8. FFH-Richtlinie, Vogelschutzrichtlinie, Wasserrahmenrichtlinie und vieles mehr, die deutsche Anglerschaft sieht sich einer zunehmenden Bürokratisierung ausgesetzt, deren genaue Vorgaben der einzelne Angler nicht mehr überblicken kann. Wie stehen Sie zu dieser „Überregulierung" und gegebenenfalls was unternehmen Sie um dem Einhalt zu gebieten?
Zu 8.: Die vorgenannten Richtlinien werden hier nicht als „Bürokratisierung" gesehen, auch nicht als „Überregulierung". Der Verband setzt sich dafür ein, dass die Fischerei in Schutzgebieten keine oder ggf. nur möglichst geringfügige Einschränkungen hinnehmen muss. Die Forderungen der Wasserrahmenrichtlinie werden ausdrücklich begrüßt, so z. B. die Verbesserung der Wasserqualität und die Durchgängigkeit der Fließgewässer.
9. Die Angler verbinden sich mittlerweile über die nationalen Grenzen hinaus auch in Europa.
a) Welche Vorteile verspricht sich Ihr Verband davon?
b) Wie und in welchen Gremien arbeiten Sie mit?
c) Welche Themen sollten transnational geregelt werden?
Zu 9.: Es ist heute unverzichtbar, die Forderungen und Interessen der Angelfischerei auch überregional und international zu vertreten. Diese Aufgabe muss ein Bundesverband übernehmen und geeignete Personen in die Gremien entsenden. International oder länderübergreifend sind alle fischereirelevanten Fragen zu behandeln, um zu einheitlichen Regelungen zu kommen. Für dringlich halte ich z. B. ein internationales Aalmanagement und ein Kormoranmanagement auf EU-Ebene.
10. Die Kormorane setzen unseren Gewässern nach wie vor erheblich zu.
a) Wie ist die Rechtslage in Ihrem Bundesland?
b) Sind Sie mit dieser Situation zufrieden?
c) Wenn nein, was unternehmen Sie um die Rechtslage zu ändern?
d) Welche Möglichkeiten sehe Sie über die Grenzen der einzelnen Bundesländer hinaus dem „Problem Kormoran" beizukommen?
e) Welches Gewicht messen Sie dabei dem (Fisch-)Artenschutz zu?

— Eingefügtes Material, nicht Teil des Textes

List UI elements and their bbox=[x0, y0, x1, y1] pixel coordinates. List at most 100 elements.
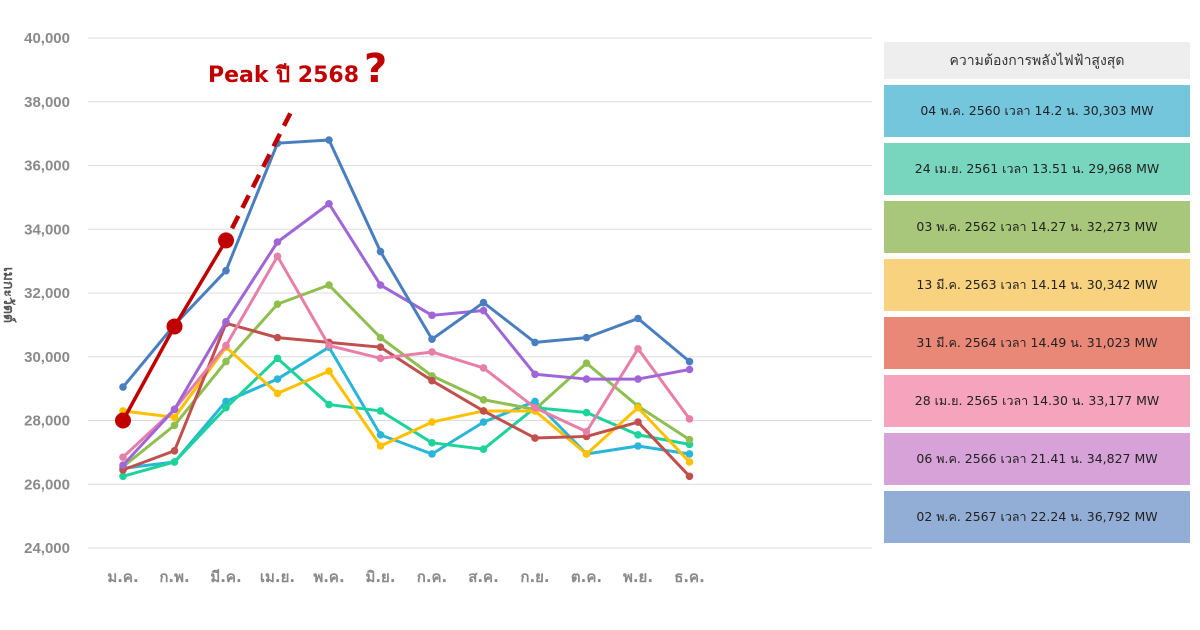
x-tick-label: ก.พ. bbox=[159, 568, 189, 586]
data-point bbox=[376, 333, 385, 342]
data-point bbox=[428, 348, 436, 356]
data-point bbox=[685, 365, 694, 374]
data-point bbox=[634, 403, 642, 412]
series-line bbox=[121, 283, 691, 469]
data-point bbox=[325, 199, 333, 208]
series-line bbox=[121, 356, 691, 478]
data-point bbox=[634, 442, 642, 450]
data-point bbox=[170, 413, 179, 422]
legend-item: 24 เม.ย. 2561 เวลา 13.51 น. 29,968 MW bbox=[884, 143, 1190, 195]
x-tick-label: พ.ย. bbox=[623, 568, 653, 586]
data-point bbox=[222, 341, 230, 350]
legend-item: 03 พ.ค. 2562 เวลา 14.27 น. 32,273 MW bbox=[884, 201, 1190, 253]
data-point bbox=[479, 445, 488, 453]
y-axis-label: เมกะวัตต์ bbox=[0, 267, 17, 323]
data-point bbox=[531, 434, 539, 442]
series-line bbox=[121, 202, 691, 467]
data-point bbox=[634, 314, 642, 323]
data-point bbox=[222, 317, 230, 326]
x-tick-label: ส.ค. bbox=[468, 568, 499, 586]
data-point bbox=[170, 458, 179, 466]
data-point bbox=[428, 450, 436, 458]
data-point bbox=[376, 407, 385, 415]
data-point bbox=[479, 298, 488, 307]
forecast-dashed-extension bbox=[229, 107, 295, 230]
data-point bbox=[222, 403, 230, 412]
data-point bbox=[428, 311, 436, 320]
data-point bbox=[273, 375, 282, 383]
data-point bbox=[376, 281, 385, 289]
question-mark-annotation: ? bbox=[364, 46, 387, 92]
legend-item: 31 มี.ค. 2564 เวลา 14.49 น. 31,023 MW bbox=[884, 317, 1190, 369]
x-tick-label: ก.ย. bbox=[520, 568, 549, 586]
data-point bbox=[685, 435, 694, 444]
data-point bbox=[325, 136, 333, 144]
data-point bbox=[582, 359, 591, 367]
data-point bbox=[479, 418, 488, 426]
data-point bbox=[634, 431, 642, 439]
legend-item: 13 มี.ค. 2563 เวลา 14.14 น. 30,342 MW bbox=[884, 259, 1190, 311]
data-point bbox=[325, 367, 333, 375]
data-point bbox=[634, 344, 642, 353]
forecast-point bbox=[218, 232, 234, 249]
data-point bbox=[685, 415, 694, 423]
x-tick-label: ต.ค. bbox=[571, 568, 602, 586]
y-tick-label: 34,000 bbox=[24, 221, 70, 238]
data-point bbox=[531, 403, 539, 412]
data-point bbox=[170, 421, 179, 430]
data-point bbox=[222, 397, 230, 406]
y-tick-label: 28,000 bbox=[24, 413, 70, 430]
y-tick-label: 32,000 bbox=[24, 285, 70, 302]
series-line bbox=[121, 254, 691, 459]
data-point bbox=[634, 375, 642, 383]
data-point bbox=[325, 341, 333, 350]
data-point bbox=[273, 300, 282, 308]
data-point bbox=[376, 247, 385, 256]
forecast-point bbox=[166, 318, 183, 335]
series-line bbox=[121, 345, 691, 470]
data-point bbox=[325, 400, 333, 409]
legend-items: 04 พ.ค. 2560 เวลา 14.2 น. 30,303 MW 24 เม… bbox=[884, 85, 1190, 543]
data-point bbox=[376, 431, 385, 439]
data-point bbox=[582, 450, 591, 458]
data-point bbox=[376, 343, 385, 351]
data-point bbox=[273, 354, 282, 363]
data-point bbox=[170, 446, 179, 455]
data-point bbox=[582, 408, 591, 417]
data-point bbox=[222, 357, 230, 366]
y-tick-label: 40,000 bbox=[24, 30, 70, 47]
data-point bbox=[531, 338, 539, 347]
series-line bbox=[121, 138, 691, 389]
y-tick-label: 38,000 bbox=[24, 94, 70, 111]
data-point bbox=[170, 405, 179, 414]
data-point bbox=[325, 281, 333, 289]
data-point bbox=[222, 266, 230, 275]
data-point bbox=[376, 442, 385, 450]
forecast-point bbox=[115, 412, 131, 429]
x-tick-label: ธ.ค. bbox=[674, 568, 705, 586]
y-tick-label: 26,000 bbox=[24, 476, 70, 493]
data-point bbox=[119, 453, 127, 461]
y-tick-label: 30,000 bbox=[24, 349, 70, 366]
data-point bbox=[428, 335, 436, 344]
y-tick-label: 24,000 bbox=[24, 540, 70, 557]
data-point bbox=[119, 472, 127, 481]
legend-item: 04 พ.ค. 2560 เวลา 14.2 น. 30,303 MW bbox=[884, 85, 1190, 137]
data-point bbox=[376, 354, 385, 363]
data-point bbox=[119, 461, 127, 469]
data-point bbox=[273, 333, 282, 342]
data-point bbox=[685, 357, 694, 366]
legend-panel: ความต้องการพลังไฟฟ้าสูงสุด 04 พ.ค. 2560 … bbox=[884, 42, 1190, 549]
data-point bbox=[582, 333, 591, 342]
data-point bbox=[531, 397, 539, 406]
data-point bbox=[531, 370, 539, 379]
data-point bbox=[428, 439, 436, 447]
legend-item: 06 พ.ค. 2566 เวลา 21.41 น. 34,827 MW bbox=[884, 433, 1190, 485]
data-point bbox=[582, 427, 591, 436]
legend-item: 28 เม.ย. 2565 เวลา 14.30 น. 33,177 MW bbox=[884, 375, 1190, 427]
legend-item: 02 พ.ค. 2567 เวลา 22.24 น. 36,792 MW bbox=[884, 491, 1190, 543]
data-point bbox=[479, 395, 488, 404]
x-tick-label: มี.ค. bbox=[210, 568, 241, 586]
data-point bbox=[685, 458, 694, 466]
data-point bbox=[119, 383, 127, 391]
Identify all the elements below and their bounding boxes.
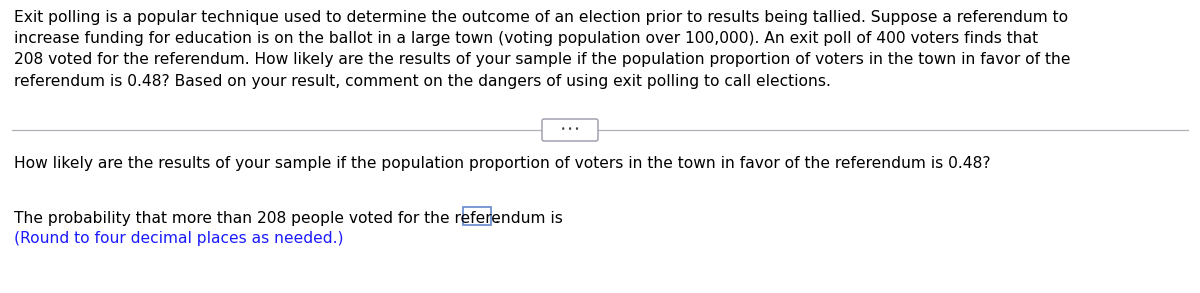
Text: How likely are the results of your sample if the population proportion of voters: How likely are the results of your sampl… xyxy=(14,156,991,171)
Text: .: . xyxy=(494,211,499,226)
Text: • • •: • • • xyxy=(560,125,580,134)
FancyBboxPatch shape xyxy=(542,119,598,141)
FancyBboxPatch shape xyxy=(463,207,491,225)
Text: Exit polling is a popular technique used to determine the outcome of an election: Exit polling is a popular technique used… xyxy=(14,10,1070,89)
Text: (Round to four decimal places as needed.): (Round to four decimal places as needed.… xyxy=(14,231,343,246)
Text: The probability that more than 208 people voted for the referendum is: The probability that more than 208 peopl… xyxy=(14,211,563,226)
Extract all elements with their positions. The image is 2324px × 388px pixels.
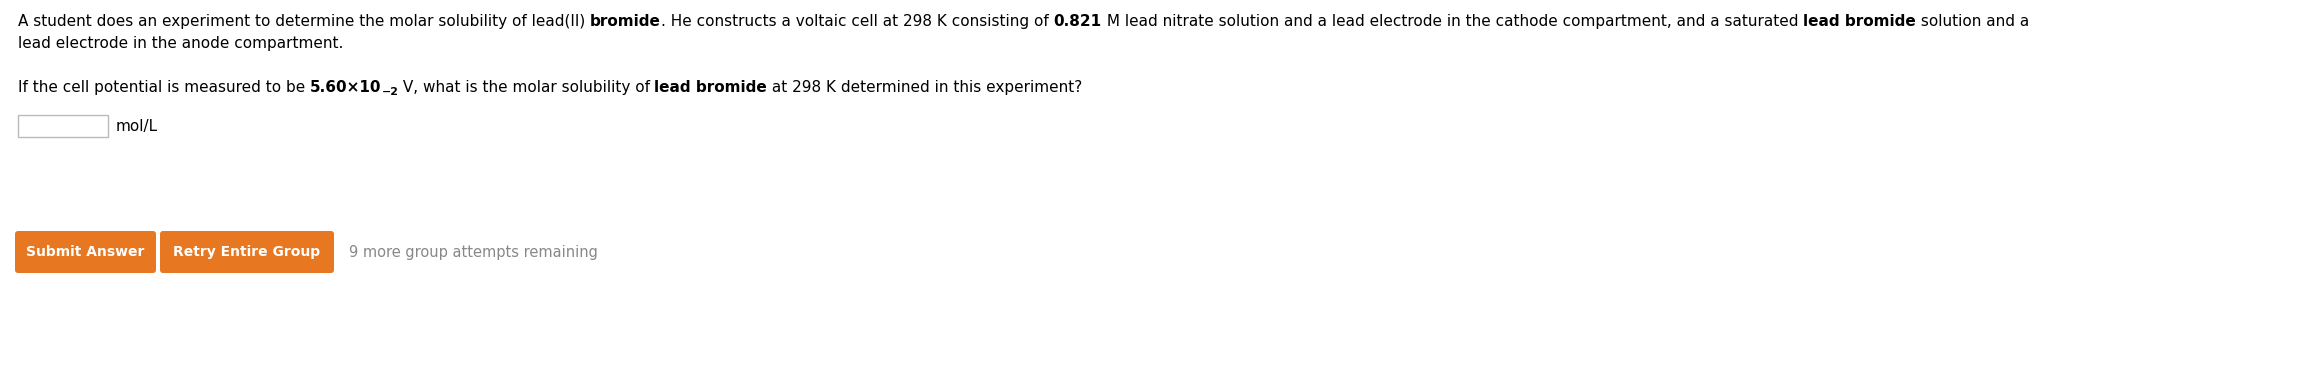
- Text: bromide: bromide: [590, 14, 660, 29]
- Text: 5.60×10: 5.60×10: [309, 80, 381, 95]
- Text: lead bromide: lead bromide: [1803, 14, 1915, 29]
- Text: If the cell potential is measured to be: If the cell potential is measured to be: [19, 80, 309, 95]
- Text: Submit Answer: Submit Answer: [26, 245, 144, 259]
- Text: lead bromide: lead bromide: [655, 80, 767, 95]
- Bar: [19, 115, 107, 137]
- FancyBboxPatch shape: [160, 231, 335, 273]
- Text: mol/L: mol/L: [116, 118, 158, 133]
- FancyBboxPatch shape: [14, 231, 156, 273]
- Text: 0.821: 0.821: [1053, 14, 1102, 29]
- Text: lead electrode in the anode compartment.: lead electrode in the anode compartment.: [19, 36, 344, 51]
- Text: at 298 K determined in this experiment?: at 298 K determined in this experiment?: [767, 80, 1083, 95]
- Text: solution and a: solution and a: [1915, 14, 2029, 29]
- Text: . He constructs a voltaic cell at 298 K consisting of: . He constructs a voltaic cell at 298 K …: [660, 14, 1053, 29]
- Text: V, what is the molar solubility of: V, what is the molar solubility of: [397, 80, 655, 95]
- Text: A student does an experiment to determine the molar solubility of lead(II): A student does an experiment to determin…: [19, 14, 590, 29]
- Text: −2: −2: [381, 87, 400, 97]
- Text: M lead nitrate solution and a lead electrode in the cathode compartment, and a s: M lead nitrate solution and a lead elect…: [1102, 14, 1803, 29]
- Text: 9 more group attempts remaining: 9 more group attempts remaining: [349, 244, 597, 260]
- Text: Retry Entire Group: Retry Entire Group: [174, 245, 321, 259]
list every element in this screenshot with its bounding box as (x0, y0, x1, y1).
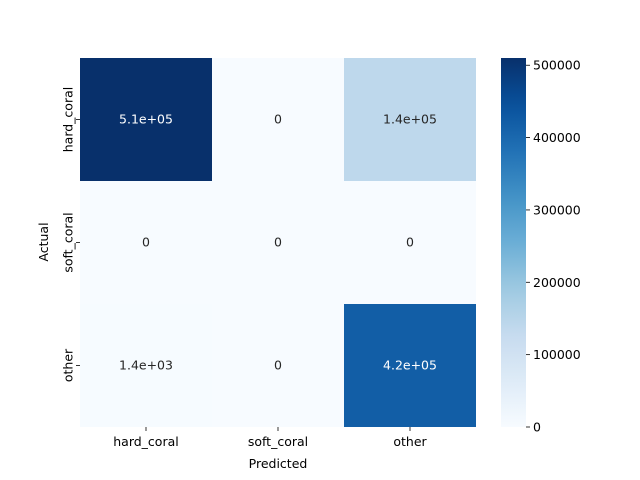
colorbar: 0 100000 200000 300000 400000 500000 (501, 58, 581, 435)
cell-value-label: 0 (274, 358, 282, 373)
cell-value-label: 1.4e+03 (119, 358, 173, 373)
cell-value-label: 4.2e+05 (383, 358, 437, 373)
heatmap-cell (212, 58, 344, 181)
cell-value-label: 0 (406, 235, 414, 250)
y-tick-label: hard_coral (61, 87, 76, 152)
colorbar-gradient (501, 58, 526, 427)
colorbar-tick-label: 300000 (533, 202, 581, 217)
colorbar-tick-label: 400000 (533, 130, 581, 145)
heatmap-cell (80, 304, 212, 427)
heatmap-cell (212, 304, 344, 427)
x-tick-label: other (393, 434, 427, 449)
cell-value-label: 5.1e+05 (119, 112, 173, 127)
colorbar-tick-label: 0 (533, 420, 541, 435)
colorbar-tick-label: 100000 (533, 347, 581, 362)
heatmap-annotations: 5.1e+05 0 1.4e+05 0 0 0 1.4e+03 0 4.2e+05 (119, 112, 437, 373)
heatmap-cell (80, 58, 212, 181)
x-tick-label: hard_coral (113, 434, 178, 449)
heatmap-cell (80, 181, 212, 304)
cell-value-label: 0 (274, 235, 282, 250)
heatmap-cells (80, 58, 476, 427)
y-tick-label: other (61, 348, 76, 382)
colorbar-tick-label: 500000 (533, 58, 581, 73)
heatmap-cell (344, 181, 476, 304)
cell-value-label: 0 (142, 235, 150, 250)
heatmap-cell (344, 304, 476, 427)
x-tick-label: soft_coral (248, 434, 308, 449)
colorbar-tick-label: 200000 (533, 275, 581, 290)
heatmap-cell (344, 58, 476, 181)
y-axis-label: Actual (36, 222, 51, 261)
heatmap-cell (212, 181, 344, 304)
cell-value-label: 0 (274, 112, 282, 127)
y-tick-label: soft_coral (61, 212, 76, 272)
x-axis-label: Predicted (249, 456, 308, 471)
x-axis: hard_coral soft_coral other (113, 427, 428, 449)
cell-value-label: 1.4e+05 (383, 112, 437, 127)
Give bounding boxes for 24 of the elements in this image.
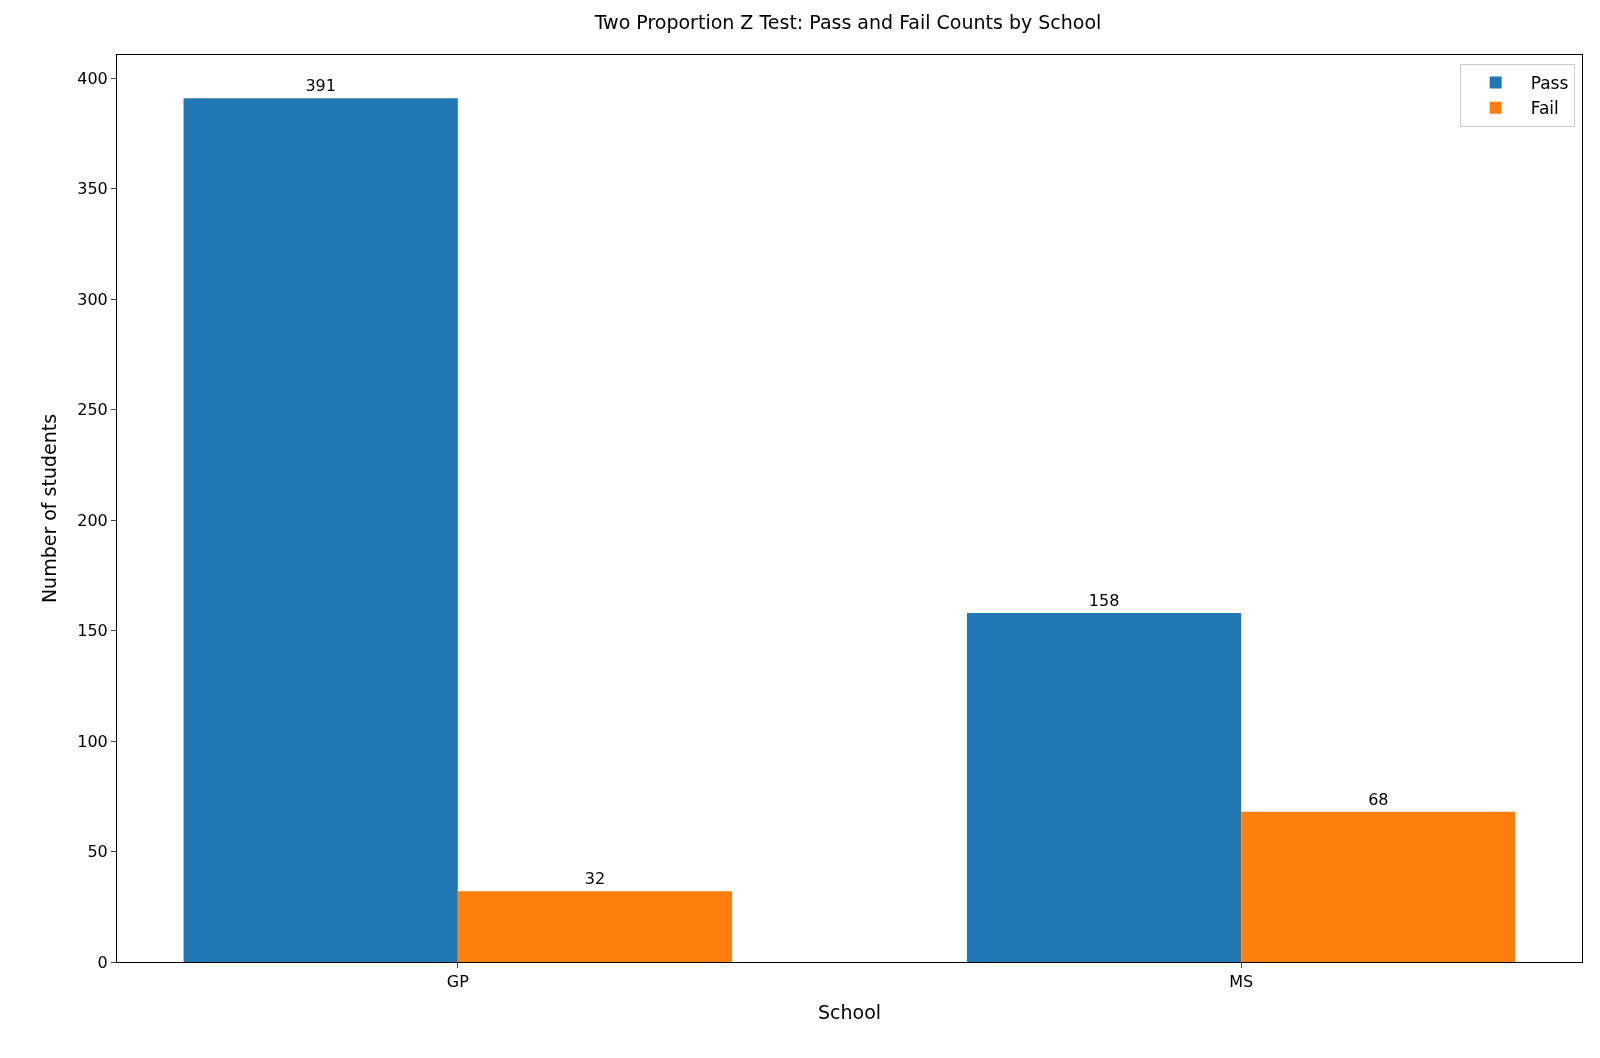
bar	[457, 891, 732, 962]
y-axis-title: Number of students	[38, 413, 61, 604]
y-tick-label: 100	[77, 731, 108, 751]
bar	[183, 98, 458, 962]
legend-label: Pass	[1530, 73, 1569, 94]
data-label: 68	[1368, 789, 1389, 809]
bar	[1241, 811, 1516, 962]
x-tick-label: MS	[1229, 972, 1254, 992]
x-axis-title: School	[817, 1001, 882, 1023]
data-label: 391	[305, 76, 336, 96]
y-tick-label: 50	[87, 842, 108, 862]
x-tick-label: GP	[446, 972, 470, 992]
y-tick-label: 200	[77, 510, 108, 530]
y-tick-label: 350	[77, 179, 108, 199]
y-tick-label: 250	[77, 400, 108, 420]
y-tick-label: 400	[77, 68, 108, 88]
bar	[967, 612, 1242, 962]
y-tick-label: 300	[77, 289, 108, 309]
data-label: 158	[1088, 590, 1120, 610]
chart-title: Two Proportion Z Test: Pass and Fail Counts by School	[593, 11, 1102, 34]
y-tick-label: 0	[97, 952, 108, 972]
data-label: 32	[584, 869, 606, 889]
y-tick-label: 150	[77, 621, 108, 641]
legend-label: Fail	[1530, 98, 1559, 119]
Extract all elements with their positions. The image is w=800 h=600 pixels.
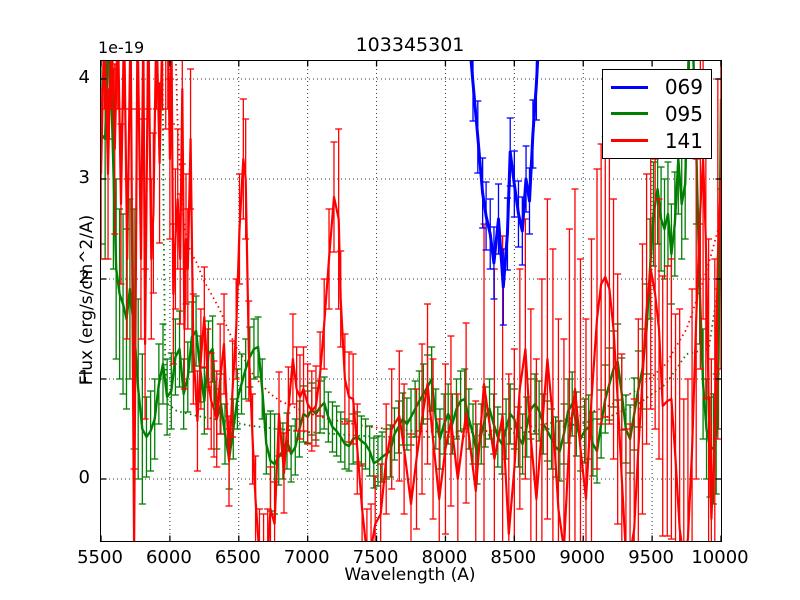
series-141-line [101,61,721,541]
y-axis-offset-text: 1e-19 [98,38,145,57]
legend-entry-label: 069 [664,75,703,100]
legend-entry-label: 095 [664,101,703,126]
x-tick-label: 5500 [77,547,123,568]
spectrum-svg [101,61,721,541]
legend-entry-label: 141 [664,128,703,153]
y-tick-label: 4 [78,67,90,88]
x-tick-label: 7500 [352,547,399,568]
legend-entry: 069 [611,74,703,100]
y-tick-label: 1 [78,367,90,388]
series-095-line [101,61,721,466]
y-tick-label: 0 [78,467,90,488]
x-tick-label: 8500 [490,547,537,568]
legend-entry: 095 [611,101,703,127]
series-069-line [469,61,540,289]
x-tick-label: 9000 [559,547,606,568]
x-tick-label: 6500 [214,547,261,568]
plot-title: 103345301 [355,34,465,56]
x-axis-label: Wavelength (A) [344,565,476,585]
x-tick-label: 9500 [628,547,675,568]
y-tick-label: 2 [78,267,90,288]
legend-line-sample [611,139,648,143]
legend: 069 095 141 [602,69,712,159]
x-tick-label: 10000 [691,547,749,568]
y-tick-label: 3 [78,167,90,188]
x-tick-label: 7000 [283,547,330,568]
x-tick-label: 8000 [421,547,468,568]
legend-entry: 141 [611,128,703,154]
legend-line-sample [611,85,648,89]
x-tick-label: 6000 [145,547,192,568]
legend-line-sample [611,112,648,116]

Zu 10.: Am 30. Juni 2006 ist eine Kormoran-Verordnung in Nordrhein-Westfalen in Kraft getreten. Das ist erfreulich. Erfahrungen mit der neuen Verordnung liegen naturgemäß noch nicht vor. Das „Problem Kormoran" muss EU-weit geregelt werden. Die Reduzierung der Kormoranpopulation ist auch aus Gründen des Fischartenschutzes erforderlich.
11. Obwohl dies oft nicht durch Gesetze gefordert wird, gibt es Verbände und/oder Vereine die oft in einer Art „vorauseilendem Gehorsam" das Angeln bürokratischer machen (Verbot von Setzkeschern, Nachtangeln etc., in manchen Ländern/Verbänden/Gewässern erlaubt, in anderen nicht).
Wie steht Ihr Verband zu solchen Bestimmungen?
Zu 11.: Der Verband appelliert an die Vernunft, Einsichtsfähigkeit und Waidgerechtigkeit der Angler. Verbote sollten nur dort ausgesprochen werden, wo sie unverzichtbar sind. Im Verbandsbereich besteht weder ein Nachtangelverbot noch ein Setzkescherverbot.
12. Immer wieder erhalten Naturschutzverbände Gewässer zugesprochen, die vorher von Anglern bewirtschaftet wurden und die damit den Anglern entzogen werden. Vorher bewirtschaftete Gewässer mit großem Artenreichtum verlanden und verschlammen dann oft.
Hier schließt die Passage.